You might want to leave 'Office Christmas Party' early
For many people, the annual office Christmas party is a droll experience. No one really wants to be there, and it somehow turns the joyous event of Christmas, into a sad lonely affair. Office Christmas Party is for those people. It's an escapist fantasy that brings the reckless and wild goings on of Project X to the cubicle rebellion of Office Space.
The story follows the company of Xenotech. It doesn't really matter what the company does. All that matters is Clay, played by the irreverent TJ Miller, runs a failing branch of it. After his big sister Carol, played by Jennifer Aniston, threatens to shut down his business, Clay decides to throw the Christmas party to end all Christmas parties. He hopes that his efforts will win the interest of an investor, save his company, and the jobs of all his employees in the process.

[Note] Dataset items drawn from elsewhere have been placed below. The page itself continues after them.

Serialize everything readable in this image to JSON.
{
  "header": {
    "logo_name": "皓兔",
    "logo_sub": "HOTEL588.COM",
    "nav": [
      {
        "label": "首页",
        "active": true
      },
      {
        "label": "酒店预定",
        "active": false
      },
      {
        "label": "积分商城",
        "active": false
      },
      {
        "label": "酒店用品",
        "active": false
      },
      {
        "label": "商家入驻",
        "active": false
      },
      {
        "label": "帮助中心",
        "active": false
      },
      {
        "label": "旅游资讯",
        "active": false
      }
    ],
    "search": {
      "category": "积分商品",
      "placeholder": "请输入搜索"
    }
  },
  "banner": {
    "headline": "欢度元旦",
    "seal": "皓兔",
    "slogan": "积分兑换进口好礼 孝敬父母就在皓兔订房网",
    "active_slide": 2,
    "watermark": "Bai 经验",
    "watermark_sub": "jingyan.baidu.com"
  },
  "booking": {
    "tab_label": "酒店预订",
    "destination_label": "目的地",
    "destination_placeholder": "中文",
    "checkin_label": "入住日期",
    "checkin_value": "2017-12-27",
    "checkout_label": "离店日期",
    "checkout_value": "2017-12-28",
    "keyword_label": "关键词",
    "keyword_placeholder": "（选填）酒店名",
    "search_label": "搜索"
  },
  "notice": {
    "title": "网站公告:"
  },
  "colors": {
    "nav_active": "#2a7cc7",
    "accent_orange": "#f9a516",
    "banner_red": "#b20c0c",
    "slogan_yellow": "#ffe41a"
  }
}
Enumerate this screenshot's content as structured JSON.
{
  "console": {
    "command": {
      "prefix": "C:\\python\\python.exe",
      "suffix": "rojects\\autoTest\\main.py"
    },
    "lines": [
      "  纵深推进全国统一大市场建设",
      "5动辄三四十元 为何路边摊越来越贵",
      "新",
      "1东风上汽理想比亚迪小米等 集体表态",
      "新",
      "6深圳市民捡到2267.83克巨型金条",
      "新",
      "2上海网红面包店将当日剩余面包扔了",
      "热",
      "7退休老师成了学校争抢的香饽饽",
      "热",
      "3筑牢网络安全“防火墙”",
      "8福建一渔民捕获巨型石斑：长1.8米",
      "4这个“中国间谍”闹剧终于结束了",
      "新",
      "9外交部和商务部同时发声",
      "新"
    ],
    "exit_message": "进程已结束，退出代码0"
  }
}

Office Christmas Party does its job well. It has characters that fit the people you see in an everyday work environment, and it tries to put them in funny situations. Those situations can be low brow, like the HR person who uncontrollably farts in nervous situations, or they can be quite clever, with quips that play on the frustrations of office politics. With jokes that range from the silly to the cerebral, Office Christmas Party never loses its genuine voice, making it feel like in the writers' room, all jokes were created equal.
Unfortunately, it seems like Office Christmas Party had too many ideas in that room. Many a time in the movie, reference will be made to something happening at the party that is infinitely more interesting than watching Jason Bateman & co fumble around trying to arrange for their company to be saved. Truthfully, while the segments of the Christmas party you do see have some genuinely laugh-out-loud moments, the movie treats it as an afterthought rather than the main event.
To say that Office Christmas Party was a satisfying experience, is only a half-truth. While it definitely is firing on all cylinders, it doesn't always hit its target. It's definitely a movie enhanced by a cinema viewing with a big audience and it has enough in it to feel that the escapism it tries to deliver. Just don't be surprised if you end up wanting to leave the party early.